Eine solch hohe Zahl an Impfungen sei allerdings nur möglich, wenn genügend Serum vorhanden ist. „Die Organisation und der Ablauf hängen komplett davon ab, wie gut wir damit versorgt werden. Sollten wir nur 50 Dosen pro Woche bekommen, müssen wir zusehen, wie wir die Verteilung und Priorisierung, die ja vom Gesetzgeber vorgegeben ist, organisieren. Das würde eine Menge Aufwand bedeuten“, schätzt Drees. Aus den Patientenakten müssten er und seine Kollegen heraussuchen, welche Patienten entsprechend der Impfverordnung des Bundes als erstes an der Reihe wäre, und erfahren, ob sie bisher noch nicht geimpft wurden.

Extra-Termine und Wochenend-Einsatz?

Wünschen würde Drees sich ausreichend Impfstoff für alle, die sich immunisieren lassen wollen. „Dann würden wir auch unkonventionelle Weg gehen, um möglichst viel zu impfen.“ Denkbar wären für ihn Termine außerhalb der Sprechstunde und sogar am Wochenende. Schließlich sollen alle anderen Patienten nach wie vor umfassend betreut werden und nicht durch das zusätzliche Impfen beeinträchtigt werden. „Unsere Terminpläne reichen schon jetzt bis in den Sommer“, weiß Drees. „Da ist es schwierig, das Impfen kurzfristig in die normale Sprechstunde einzubetten.“

Noch geht der Mediziner jedoch nicht davon aus, dass sein Ärztehaus mit großen Mengen Vakzin ausgestattet wird – zumindest nicht im ersten Schritt. „Bekommen wir nur 50 Dosen pro Woche, machen wir das nebenbei“, gibt der Arzt für Innere Medizin an.

Derzeit beschäftigten sich die Mitarbeiter in der Praxis an Rünther Straße intensiv mit dem Thema, überlegen mögliche Strukturen, entsprechend der möglichen Liefermengen.

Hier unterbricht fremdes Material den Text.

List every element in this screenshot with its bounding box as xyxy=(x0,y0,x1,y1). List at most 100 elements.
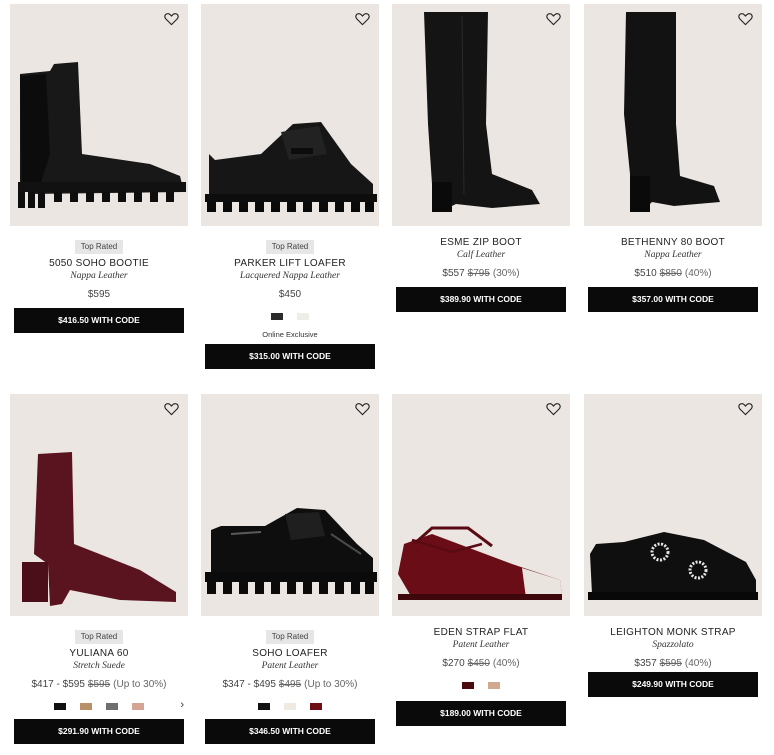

Dass sich auch die Hausärzte beim Impfen an die festgelegte Reihenfolge laut Impfverordnung halten sollen, findet der Rünther Arzt in Ordnung. „Natürlich gibt es Kriterien, die über das Alter hinaus für eine frühe Impfung sprechen. Aber das gibt die Priorisierungsliste ja vor. Aufgrund der Tatsache, dass es bislang noch nicht ausreichend Impfstoff gibt, bin ich ganz froh, dass es bestimmte Spielregeln dafür gibt. Ich möchte mit meinen Patienten nicht unbedingt Debatten darüber führen müssen, wann sie geimpft werden können“, so Dr. Drees.